Well, it's not mythological, and it's not as euphonious as it might be,
but if we're looking at Greeks, we might want to consider Hypatia ---
for one thing, the woman deserves to be honored somehow, and for another,
she's not around to object.  (For those who don't know the story, here
it is, courtesy of the online Britannica:)



[Index] (b. c. 370, Alexandria, Egypt--d. March 415, Alexandria),
Egyptian Neoplatonist philosopher who was the first notable woman in
mathematics.

The daughter of Theon, also a mathematician and philosopher, Hypatia
became the recognized head of the Neoplatonist school of philosophy at
[Index] Alexandria, and her eloquence, modesty, and beauty, combined
with her remarkable intellectual gifts, attracted a large number of
pupils.  Among them was Synesius of Cyrene, afterward bishop of
Ptolemais (c. 410), several of whose letters to her are still extant.

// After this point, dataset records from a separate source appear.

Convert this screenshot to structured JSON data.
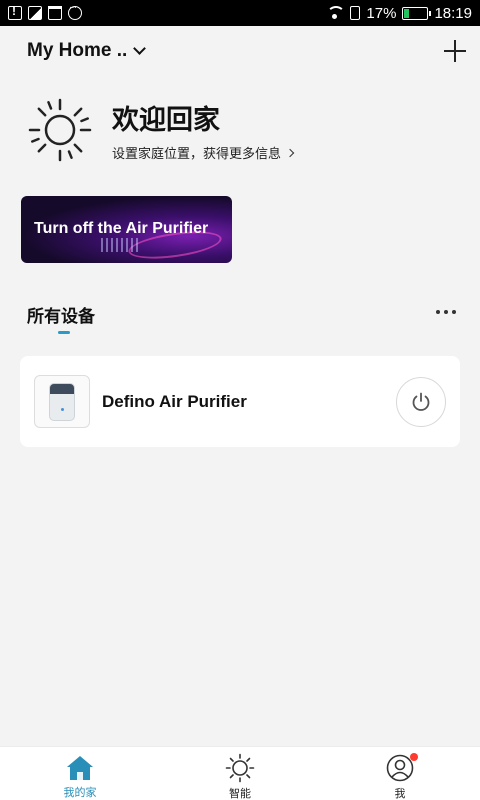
{
  "status_bar": {
    "battery_percent": "17%",
    "battery_level": 0.17,
    "time": "18:19",
    "battery_color": "#22c55e"
  },
  "header": {
    "home_name": "My Home ..",
    "add_icon": "plus-icon"
  },
  "welcome": {
    "title": "欢迎回家",
    "subtitle": "设置家庭位置，获得更多信息"
  },
  "banner": {
    "text": "Turn off the Air Purifier"
  },
  "devices_section": {
    "title": "所有设备",
    "accent_color": "#2a9bc7"
  },
  "devices": [
    {
      "name": "Defino Air Purifier",
      "icon": "air-purifier-icon",
      "power_icon": "power-icon"
    }
  ],
  "bottom_nav": {
    "items": [
      {
        "label": "我的家",
        "icon": "home-icon",
        "active": true
      },
      {
        "label": "智能",
        "icon": "sun-icon",
        "active": false
      },
      {
        "label": "我",
        "icon": "user-icon",
        "active": false,
        "notification_dot": true
      }
    ],
    "active_color": "#2a8fb8"
  }
}
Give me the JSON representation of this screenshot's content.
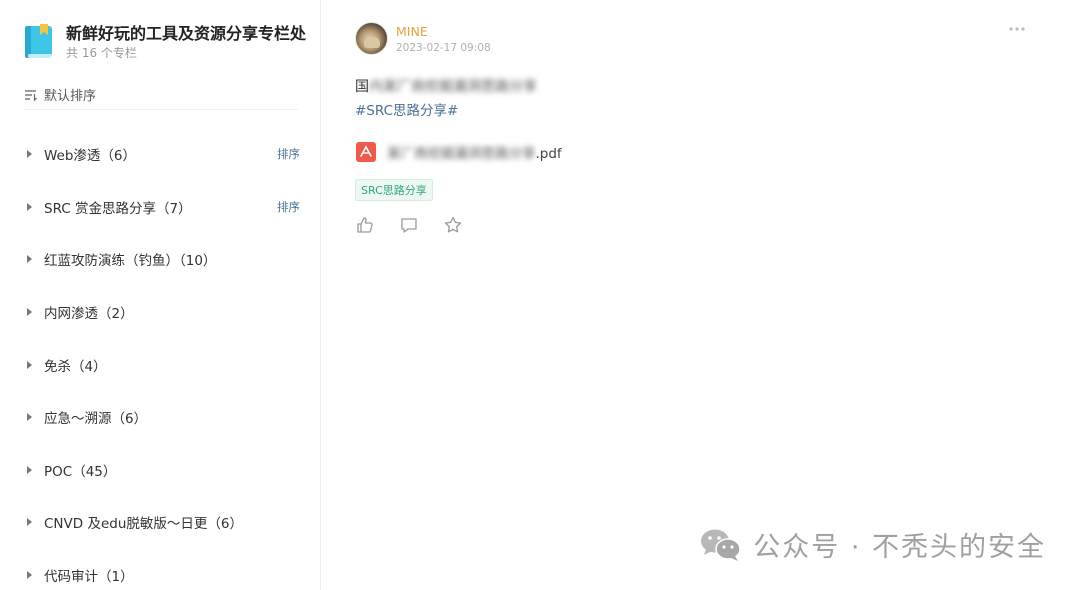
{
  "sidebar": {
    "title": "新鲜好玩的工具及资源分享专栏处",
    "count_text": "共 16 个专栏",
    "sort_label": "默认排序",
    "items": [
      {
        "label": "Web渗透（6）",
        "sort": "排序"
      },
      {
        "label": "SRC 赏金思路分享（7）",
        "sort": "排序"
      },
      {
        "label": "红蓝攻防演练（钓鱼）（10）",
        "sort": ""
      },
      {
        "label": "内网渗透（2）",
        "sort": ""
      },
      {
        "label": "免杀（4）",
        "sort": ""
      },
      {
        "label": "应急～溯源（6）",
        "sort": ""
      },
      {
        "label": "POC（45）",
        "sort": ""
      },
      {
        "label": "CNVD 及edu脱敏版～日更（6）",
        "sort": ""
      },
      {
        "label": "代码审计（1）",
        "sort": ""
      }
    ]
  },
  "post": {
    "author": "MINE",
    "time": "2023-02-17 09:08",
    "text_prefix": "国",
    "text_blurred": "内某厂商挖掘漏洞思路分享",
    "hashtag": "#SRC思路分享#",
    "attachment_blurred": "某厂商挖掘漏洞思路分享",
    "attachment_ext": "pdf",
    "tag": "SRC思路分享",
    "icons": {
      "more": "more-icon",
      "like": "thumb-up-icon",
      "comment": "comment-icon",
      "favorite": "star-icon",
      "attachment": "pdf-icon"
    }
  },
  "watermark": {
    "text": "公众号 · 不秃头的安全"
  },
  "colors": {
    "author": "#e6a23c",
    "link": "#4a6f9a",
    "tag_text": "#2fa87b",
    "pdf": "#f15a4a",
    "book": "#3ec6e8"
  }
}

Hypatia symbolized learning and science, which at that time in Western
history were largely identified by the early Christians with
paganism. As such, she was a focal point in the tension and riots
between Christians and non-Christians that more than once racked
Alexandria. After the accession of Cyril to the patriarchate of
Alexandria in 412, Hypatia was barbarously murdered by the Nitrian
monks and a fanatical mob of Cyril's Christian followers, supposedly
because of her intimacy with Orestes, the city's pagan
prefect. Whatever the precise motivation for the murder, the departure
soon afterward of many scholars marked the beginning of the decline of
Alexandria as a major centre of ancient learning.

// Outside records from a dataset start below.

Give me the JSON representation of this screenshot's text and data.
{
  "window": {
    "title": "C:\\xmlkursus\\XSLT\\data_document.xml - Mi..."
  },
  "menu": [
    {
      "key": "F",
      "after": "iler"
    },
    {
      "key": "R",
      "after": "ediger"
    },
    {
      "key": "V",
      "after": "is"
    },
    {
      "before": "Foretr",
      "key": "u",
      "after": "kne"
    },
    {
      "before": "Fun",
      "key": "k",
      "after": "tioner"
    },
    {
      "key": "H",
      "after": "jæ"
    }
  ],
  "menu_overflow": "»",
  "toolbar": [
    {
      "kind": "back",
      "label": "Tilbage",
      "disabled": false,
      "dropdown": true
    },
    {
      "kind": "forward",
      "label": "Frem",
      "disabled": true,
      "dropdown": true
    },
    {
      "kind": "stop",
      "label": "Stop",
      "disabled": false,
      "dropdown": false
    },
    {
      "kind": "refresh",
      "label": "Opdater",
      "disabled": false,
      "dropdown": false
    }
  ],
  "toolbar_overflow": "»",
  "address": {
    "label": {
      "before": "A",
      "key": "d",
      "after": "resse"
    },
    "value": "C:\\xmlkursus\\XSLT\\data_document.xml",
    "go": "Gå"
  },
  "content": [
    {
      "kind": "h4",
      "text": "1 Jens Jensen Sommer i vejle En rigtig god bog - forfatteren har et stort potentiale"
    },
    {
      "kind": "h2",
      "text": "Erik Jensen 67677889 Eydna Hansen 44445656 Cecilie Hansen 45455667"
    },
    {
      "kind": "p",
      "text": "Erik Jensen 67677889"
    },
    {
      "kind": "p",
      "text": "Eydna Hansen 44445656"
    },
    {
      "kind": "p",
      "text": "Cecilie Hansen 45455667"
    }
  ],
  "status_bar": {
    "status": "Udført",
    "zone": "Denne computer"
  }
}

According to the Suda lexicon, Hypatia wrote commentaries on the
Arithmetica of Diophantus of Alexandria, on the Conics of Apollonius
of Perga, and on the astronomical canon of Ptolemy.  These works are
lost, but their titles, combined with the letters of Synesius, who
consulted her about the construction of an astrolabe and a hydroscope,
indicate that she devoted herself particularly to astronomy and
mathematics. The existence of any strictly philosophical works by her
is unknown. Her philosophy was more scholarly and scientific in its
interest and less mystical and intransigently pagan than the Athenian
school and was the embodiment of Alexandrian Neoplatonism.